Our ERP software will be in the cloud, and we plan to integrate web-to-print and print-on-demand. The goal is to make it more convenient for clients to do business with you than with an analog-oriented competitor. Customers will be able to fill out purchase orders that will be customized for their print needs with things like auto-fill for their most common items. These purchase orders will be converted to work orders in the cloud and integrated into the production process. Software running on the virtual computers will perform functions like preflighting, queuing and nesting files, applying profiles, determining printers and media, and checking stock – including set-up specifications for CNC machines – and even ripping files and placing them in the print queue. We hope to automate up to 90 percent of typical orders – no human intervention before the job hits the printer. If there are custom features or problems that require the work of a project manager, CSR, designer, or prepress specialist, the system will notify the appropriate staff to intervene.

Given that the client has access to their account in the cloud, we may offer some or all the ability to track or receive automated updates of their project’s progress in the queue. We think this will cut down on phone calls from clients wanting updates.

Enhance Internal Efficiency
In most companies, spreadsheets, word processing documents, and presentations are shared among the staff. Commonly, we use email to share these. People respond with edits and comments, then someone has to distill everything into the final document. Starting the document in the cloud enhances this collaborative process. The system tracks each version, making it possible to revisit previous versions. This capability currently exists with Apple’s Office-like suite, Office 365, and Google Docs. This gives us all a way to tiptoe into the cloud.

A big deal for many companies is the universal accessibility that seems to be built into all cloud computing. It doesn’t matter if you have staff on Mac, PC, or another Unix-based platform, using their iOS, Android, Windows Mobile, and Blackberry – the cloud is agnostic. Your cloud system can also be accessed from anywhere. This facilitates staff inputting and accessing important information. A sales person can know in minutes if he or she can fulfill a client’s rush order because the material is in stock and there is capacity in the production queue.

Invoicing is speeded with automation, and the faster you deliver an invoice, the faster you can get paid. Plus, your vendors can be connected to you through the cloud, and integration into your inventory software allows you to keep key products in stock and alert managers when any item is exhausted.

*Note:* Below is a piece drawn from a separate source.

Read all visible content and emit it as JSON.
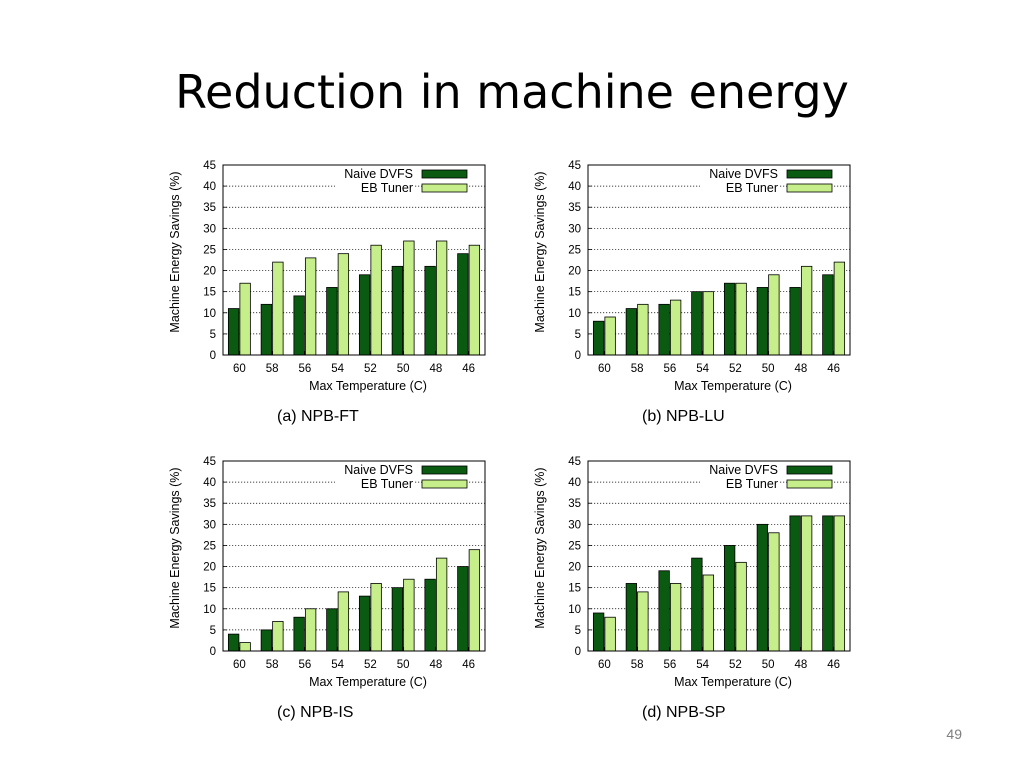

A combination of a great ERP system hosted on a cloud platform can take companies in our industry into the future. Having so much information and power at a manager’s or a team’s fingertips enhances sound decision-making, makes the production process more efficient, and can dramatically cut down on the time it takes to run a job through the shop.

We think cloud computing will play a major role in our company’s future. That means cutting down on our local IT structure, upgrading our IT capabilities without large capital investments, or hiring additional IT staff. We want to make doing business with us easier for our customers. We want to automate the process and make our office run more efficiently. We want to speed up the time it takes from the customer order to delivery. And we want to enhance collaborative communication amongst our staff.

Perhaps cloud computing doesn’t make sense for you right now. However, you can’t ignore today’s rapidly changing technology. We have all seen companies that fail because they don’t keep up. Don’t be one of them: Invest the time to look into how cloud computing can offer future benefits to your company.